In a straight line, the 997kg Up GTI is closer to a 1974 Mk1 Golf GTI (109bhp, 810kg) than the old Lupo GTI, but don’t worry about raw stats. Don’t fret, either, when you twist the key, tick-tock off down the road and all feels worryingly normal and refined. The Up always was terribly well-mannered…
A few more notes on the tweaks: the steering’s faster and a tad weightier, the car sits 15mm lower and is a mite stiffer, you get disc brakes up front and drums on the rear, and the tyres are 195mm wide and wrap around handsome 17-inch wheels.
All pretty standard stuff. Has VW undercooked the GTI makeover?
It’s got it utterly spot on. Let’s start with the noise. Downsized three-cylinder engines tend to be peppy, rorty little things, and the normal Up’s is no different, but VW’s borrowed the sound-symposer trick from the Golf R which pipes echoes of the revs building up the A-pillars and uses the entire windscreen surround like a tuning fork.

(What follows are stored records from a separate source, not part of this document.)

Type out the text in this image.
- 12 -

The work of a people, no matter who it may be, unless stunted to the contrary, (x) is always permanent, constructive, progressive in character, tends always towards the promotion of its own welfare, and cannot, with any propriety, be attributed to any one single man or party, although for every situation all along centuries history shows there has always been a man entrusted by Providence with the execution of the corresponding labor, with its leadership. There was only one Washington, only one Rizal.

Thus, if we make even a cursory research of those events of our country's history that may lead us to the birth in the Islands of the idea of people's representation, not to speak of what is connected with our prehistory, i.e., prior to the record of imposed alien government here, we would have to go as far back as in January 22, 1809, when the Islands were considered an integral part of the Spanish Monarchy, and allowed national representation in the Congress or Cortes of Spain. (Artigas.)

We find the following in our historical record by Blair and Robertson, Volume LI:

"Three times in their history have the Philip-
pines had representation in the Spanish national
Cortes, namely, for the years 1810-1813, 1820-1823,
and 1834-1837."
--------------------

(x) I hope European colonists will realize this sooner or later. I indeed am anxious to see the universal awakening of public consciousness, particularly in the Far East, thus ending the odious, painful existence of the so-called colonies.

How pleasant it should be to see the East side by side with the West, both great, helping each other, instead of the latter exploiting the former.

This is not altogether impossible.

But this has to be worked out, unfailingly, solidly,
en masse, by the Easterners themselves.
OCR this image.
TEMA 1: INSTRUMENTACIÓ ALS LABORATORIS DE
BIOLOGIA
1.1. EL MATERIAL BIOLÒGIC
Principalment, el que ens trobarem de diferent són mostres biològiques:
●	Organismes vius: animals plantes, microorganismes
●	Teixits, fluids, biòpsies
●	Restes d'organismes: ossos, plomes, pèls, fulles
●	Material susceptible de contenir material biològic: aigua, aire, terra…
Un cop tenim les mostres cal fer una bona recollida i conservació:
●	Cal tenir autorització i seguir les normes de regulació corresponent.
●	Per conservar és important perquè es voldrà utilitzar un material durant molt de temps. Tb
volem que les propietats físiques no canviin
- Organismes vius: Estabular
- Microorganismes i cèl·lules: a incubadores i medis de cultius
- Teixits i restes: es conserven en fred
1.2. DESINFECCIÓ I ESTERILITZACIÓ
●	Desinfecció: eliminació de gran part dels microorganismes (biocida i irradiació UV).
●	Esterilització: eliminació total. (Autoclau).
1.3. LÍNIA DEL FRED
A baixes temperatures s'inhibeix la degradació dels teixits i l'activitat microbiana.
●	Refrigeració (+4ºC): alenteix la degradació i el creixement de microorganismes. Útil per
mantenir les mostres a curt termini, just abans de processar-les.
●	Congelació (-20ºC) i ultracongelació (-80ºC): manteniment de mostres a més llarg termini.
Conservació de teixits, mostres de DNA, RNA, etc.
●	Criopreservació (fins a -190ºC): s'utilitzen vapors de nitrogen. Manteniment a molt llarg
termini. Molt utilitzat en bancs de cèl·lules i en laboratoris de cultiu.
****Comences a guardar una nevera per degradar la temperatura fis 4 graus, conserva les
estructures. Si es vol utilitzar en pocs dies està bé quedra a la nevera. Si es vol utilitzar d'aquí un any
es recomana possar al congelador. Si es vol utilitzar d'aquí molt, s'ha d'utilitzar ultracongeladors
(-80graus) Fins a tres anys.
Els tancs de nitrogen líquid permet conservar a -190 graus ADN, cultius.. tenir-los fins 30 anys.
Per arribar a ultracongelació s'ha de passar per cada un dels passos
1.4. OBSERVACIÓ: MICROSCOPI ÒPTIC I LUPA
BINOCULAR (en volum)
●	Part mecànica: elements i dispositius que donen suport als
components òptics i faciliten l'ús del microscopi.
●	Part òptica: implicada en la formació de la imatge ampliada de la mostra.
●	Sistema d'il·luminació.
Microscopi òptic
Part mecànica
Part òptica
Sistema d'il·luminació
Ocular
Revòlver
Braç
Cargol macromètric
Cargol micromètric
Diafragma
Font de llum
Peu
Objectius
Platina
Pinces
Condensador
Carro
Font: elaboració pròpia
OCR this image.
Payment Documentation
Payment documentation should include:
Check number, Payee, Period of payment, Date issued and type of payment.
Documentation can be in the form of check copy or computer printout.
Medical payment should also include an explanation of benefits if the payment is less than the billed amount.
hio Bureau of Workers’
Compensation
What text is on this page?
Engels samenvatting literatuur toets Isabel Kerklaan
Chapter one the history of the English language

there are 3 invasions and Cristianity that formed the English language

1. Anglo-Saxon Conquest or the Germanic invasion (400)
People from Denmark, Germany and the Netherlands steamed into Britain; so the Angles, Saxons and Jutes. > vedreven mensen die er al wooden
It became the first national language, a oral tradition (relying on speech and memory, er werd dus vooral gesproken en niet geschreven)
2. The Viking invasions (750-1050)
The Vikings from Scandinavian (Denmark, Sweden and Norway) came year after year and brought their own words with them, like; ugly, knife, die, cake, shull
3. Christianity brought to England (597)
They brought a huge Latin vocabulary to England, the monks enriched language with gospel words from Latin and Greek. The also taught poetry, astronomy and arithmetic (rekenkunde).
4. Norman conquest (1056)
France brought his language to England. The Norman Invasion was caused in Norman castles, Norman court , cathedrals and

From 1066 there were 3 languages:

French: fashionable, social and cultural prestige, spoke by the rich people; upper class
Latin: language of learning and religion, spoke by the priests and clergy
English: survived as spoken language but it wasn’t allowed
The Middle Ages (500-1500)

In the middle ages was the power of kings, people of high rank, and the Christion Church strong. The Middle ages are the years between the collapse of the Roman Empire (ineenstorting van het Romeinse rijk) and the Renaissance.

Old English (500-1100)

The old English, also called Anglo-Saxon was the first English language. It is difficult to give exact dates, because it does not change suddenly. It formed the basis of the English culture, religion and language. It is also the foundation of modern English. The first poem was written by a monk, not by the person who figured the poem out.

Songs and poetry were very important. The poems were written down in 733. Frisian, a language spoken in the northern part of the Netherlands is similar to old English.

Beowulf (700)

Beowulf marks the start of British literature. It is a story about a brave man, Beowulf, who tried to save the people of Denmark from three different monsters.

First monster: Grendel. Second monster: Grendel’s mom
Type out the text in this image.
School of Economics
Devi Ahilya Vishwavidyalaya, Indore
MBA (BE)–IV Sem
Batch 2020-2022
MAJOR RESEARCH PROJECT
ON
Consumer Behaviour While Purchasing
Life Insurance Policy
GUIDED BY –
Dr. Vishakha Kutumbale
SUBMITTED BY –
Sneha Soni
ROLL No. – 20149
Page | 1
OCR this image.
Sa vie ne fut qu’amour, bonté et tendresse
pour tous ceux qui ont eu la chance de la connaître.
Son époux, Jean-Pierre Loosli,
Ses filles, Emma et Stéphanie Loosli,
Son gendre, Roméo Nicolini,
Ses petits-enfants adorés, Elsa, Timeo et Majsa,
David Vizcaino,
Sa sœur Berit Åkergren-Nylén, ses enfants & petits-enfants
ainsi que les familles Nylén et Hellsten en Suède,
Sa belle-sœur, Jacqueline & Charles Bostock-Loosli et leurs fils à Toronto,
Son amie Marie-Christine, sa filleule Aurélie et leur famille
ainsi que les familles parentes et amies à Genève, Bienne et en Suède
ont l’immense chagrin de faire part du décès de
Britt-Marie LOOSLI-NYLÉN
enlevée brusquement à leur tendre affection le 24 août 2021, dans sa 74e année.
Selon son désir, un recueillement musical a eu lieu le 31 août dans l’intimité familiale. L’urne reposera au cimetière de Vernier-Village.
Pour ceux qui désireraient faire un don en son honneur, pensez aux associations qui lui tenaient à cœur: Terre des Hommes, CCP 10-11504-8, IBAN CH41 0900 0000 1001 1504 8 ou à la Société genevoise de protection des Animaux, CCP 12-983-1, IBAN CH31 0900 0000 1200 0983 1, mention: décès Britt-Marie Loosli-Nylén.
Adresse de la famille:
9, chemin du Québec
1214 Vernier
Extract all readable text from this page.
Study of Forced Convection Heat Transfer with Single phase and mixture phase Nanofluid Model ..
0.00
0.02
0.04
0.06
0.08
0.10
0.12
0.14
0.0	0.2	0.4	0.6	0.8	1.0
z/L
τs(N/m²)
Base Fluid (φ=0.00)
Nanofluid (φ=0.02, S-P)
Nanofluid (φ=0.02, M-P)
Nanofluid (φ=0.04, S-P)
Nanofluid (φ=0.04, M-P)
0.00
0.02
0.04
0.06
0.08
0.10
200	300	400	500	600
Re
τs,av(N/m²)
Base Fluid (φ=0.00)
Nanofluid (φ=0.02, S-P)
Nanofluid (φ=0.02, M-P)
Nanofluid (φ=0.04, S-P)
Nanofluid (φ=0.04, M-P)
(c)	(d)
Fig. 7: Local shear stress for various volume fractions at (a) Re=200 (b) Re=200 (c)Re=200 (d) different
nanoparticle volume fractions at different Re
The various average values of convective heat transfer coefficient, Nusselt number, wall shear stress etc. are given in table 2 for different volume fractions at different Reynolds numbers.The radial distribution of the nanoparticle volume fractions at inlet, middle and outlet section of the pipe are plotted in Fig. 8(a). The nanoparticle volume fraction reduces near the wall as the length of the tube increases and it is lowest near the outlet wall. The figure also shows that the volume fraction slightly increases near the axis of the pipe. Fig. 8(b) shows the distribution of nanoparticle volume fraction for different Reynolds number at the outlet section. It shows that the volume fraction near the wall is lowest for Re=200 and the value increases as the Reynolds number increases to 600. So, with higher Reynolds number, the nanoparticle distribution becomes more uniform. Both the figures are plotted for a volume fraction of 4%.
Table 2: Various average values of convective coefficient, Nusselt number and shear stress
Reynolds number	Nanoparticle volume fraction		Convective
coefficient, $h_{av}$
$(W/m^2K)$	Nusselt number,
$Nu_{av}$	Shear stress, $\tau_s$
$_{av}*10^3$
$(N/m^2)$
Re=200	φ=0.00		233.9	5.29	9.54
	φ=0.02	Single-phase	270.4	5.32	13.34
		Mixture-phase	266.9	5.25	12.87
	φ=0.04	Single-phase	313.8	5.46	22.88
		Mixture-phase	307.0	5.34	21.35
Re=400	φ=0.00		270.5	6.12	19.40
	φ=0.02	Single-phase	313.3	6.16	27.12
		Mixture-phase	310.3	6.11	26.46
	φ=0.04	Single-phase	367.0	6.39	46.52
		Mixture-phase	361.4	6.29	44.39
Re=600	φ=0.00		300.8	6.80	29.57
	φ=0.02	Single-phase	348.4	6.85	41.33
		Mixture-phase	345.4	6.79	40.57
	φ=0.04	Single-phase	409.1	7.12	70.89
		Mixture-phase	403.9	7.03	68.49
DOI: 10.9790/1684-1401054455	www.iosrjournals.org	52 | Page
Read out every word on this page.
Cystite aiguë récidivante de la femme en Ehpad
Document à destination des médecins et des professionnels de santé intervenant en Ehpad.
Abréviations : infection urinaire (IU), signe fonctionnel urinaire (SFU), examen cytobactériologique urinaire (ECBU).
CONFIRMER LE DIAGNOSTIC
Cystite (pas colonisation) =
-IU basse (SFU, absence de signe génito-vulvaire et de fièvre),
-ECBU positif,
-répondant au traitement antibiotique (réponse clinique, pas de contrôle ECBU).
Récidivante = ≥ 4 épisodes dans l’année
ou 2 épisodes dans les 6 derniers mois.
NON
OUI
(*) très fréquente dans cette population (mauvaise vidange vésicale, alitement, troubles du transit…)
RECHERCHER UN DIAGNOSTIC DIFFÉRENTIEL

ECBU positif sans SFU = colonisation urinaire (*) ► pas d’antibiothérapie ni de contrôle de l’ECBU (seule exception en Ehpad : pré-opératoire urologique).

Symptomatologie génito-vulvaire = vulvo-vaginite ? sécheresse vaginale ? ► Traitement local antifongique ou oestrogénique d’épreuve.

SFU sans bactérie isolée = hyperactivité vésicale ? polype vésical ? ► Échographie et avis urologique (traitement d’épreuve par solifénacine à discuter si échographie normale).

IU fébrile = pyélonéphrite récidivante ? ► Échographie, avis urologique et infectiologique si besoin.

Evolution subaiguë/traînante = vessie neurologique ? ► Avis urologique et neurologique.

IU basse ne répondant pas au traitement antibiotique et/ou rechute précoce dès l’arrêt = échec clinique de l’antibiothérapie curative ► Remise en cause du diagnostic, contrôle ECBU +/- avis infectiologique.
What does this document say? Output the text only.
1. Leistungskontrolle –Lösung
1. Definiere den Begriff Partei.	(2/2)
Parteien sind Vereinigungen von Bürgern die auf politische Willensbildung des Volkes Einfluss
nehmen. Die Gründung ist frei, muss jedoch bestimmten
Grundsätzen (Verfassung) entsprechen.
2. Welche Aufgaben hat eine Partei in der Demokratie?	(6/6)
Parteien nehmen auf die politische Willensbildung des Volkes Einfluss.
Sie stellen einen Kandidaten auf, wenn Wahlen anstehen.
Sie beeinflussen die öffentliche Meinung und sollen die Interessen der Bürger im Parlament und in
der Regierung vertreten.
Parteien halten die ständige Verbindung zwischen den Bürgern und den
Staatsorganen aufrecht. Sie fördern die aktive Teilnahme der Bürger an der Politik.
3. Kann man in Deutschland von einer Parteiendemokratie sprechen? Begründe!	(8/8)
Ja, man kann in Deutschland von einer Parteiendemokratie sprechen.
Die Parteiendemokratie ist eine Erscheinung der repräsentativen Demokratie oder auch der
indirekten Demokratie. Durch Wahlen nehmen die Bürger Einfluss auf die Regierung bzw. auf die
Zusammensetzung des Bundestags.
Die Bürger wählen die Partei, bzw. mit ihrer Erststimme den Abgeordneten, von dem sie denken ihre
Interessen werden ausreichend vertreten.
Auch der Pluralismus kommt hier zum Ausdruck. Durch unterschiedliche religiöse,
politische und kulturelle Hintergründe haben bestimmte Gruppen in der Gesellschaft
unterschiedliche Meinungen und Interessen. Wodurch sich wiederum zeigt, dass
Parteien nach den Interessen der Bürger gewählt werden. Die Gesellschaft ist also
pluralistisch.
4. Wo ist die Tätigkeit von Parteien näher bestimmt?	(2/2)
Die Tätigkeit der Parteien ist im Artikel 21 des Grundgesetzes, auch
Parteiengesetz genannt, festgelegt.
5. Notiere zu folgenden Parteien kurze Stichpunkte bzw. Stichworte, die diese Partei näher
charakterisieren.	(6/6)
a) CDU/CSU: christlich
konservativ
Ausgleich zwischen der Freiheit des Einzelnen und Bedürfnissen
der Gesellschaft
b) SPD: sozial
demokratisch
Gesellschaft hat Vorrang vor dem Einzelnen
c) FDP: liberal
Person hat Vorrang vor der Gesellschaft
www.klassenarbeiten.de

So, at 1,500rpm, the Up’s turbo wakes up, the traction control light flashes encouragingly if it’s damp, and an earnest burble trumpets into the cabin. It’s much more authentic than dubbing noise through the speakers, al la RS Clio, and adds genuine sense of occasion. It also makes you feel like you’re going faster than you are, growling about the place. In a car that when all is said and done, isn’t that fast, that’s crucial.
The rest of the Up GTI is a Goldilocks tale. The ride’s stiffer, sure. It’ll cock an inside rear wheel at mini-roundabout speeds, but once in tripod mode, the body lean doesn’t require an admiralty to stomach. It’s fine, and still retains the Up’s uncanny comfort and control.
There’s not much feel from the front and until the front tyres really wash wide, but the steering’s accurate, it’s dartier, and hey, you’re gripping a meatier-feeling wheel. Little tweaks like that press all the right buttons in your petrolhead limbic system. The brakes are strong, it stops straight and true even though there’s next to no weight pushing the rear tyres into the surface, and if you promise not to tell the VW minders – between you and me – the GTI likes handbrake turns.
Sounds like proper back-to-basics fun!
One button missing from the Up GTI’s kitted out cabin is one marked ‘Traction Control Off’. Das ist verboten. But I’m going out on an limb to say that’s the right call. This is a GTI aimed at a younger customer. It doesn’t have much power, and the grip reserves are reassuring. So you know the drill: you’d hop straight in, bash the button to turn off all the nannies and probably overreach yourself quite quickly. Shortly after uttering the show-off Lord’s prayer: “watch this!”
The important thing is that the safety nets aren’t joy sponges: they let you dangle a rear wheel in the air, or catch a flick of lift-off oversteer before they step in and halt playtime. This all speaks of a team very, very into the simple joys of playing with simple cars spending a lot of time setting this one up. And they’ve created a proper tonic: good-looking, comfortable, exciting and satisfying, but all the while ready to look after you.
What more can you ask from an entry-level, my-first-fast-car than that? If VW keeps its word at fourteen grand, I want one.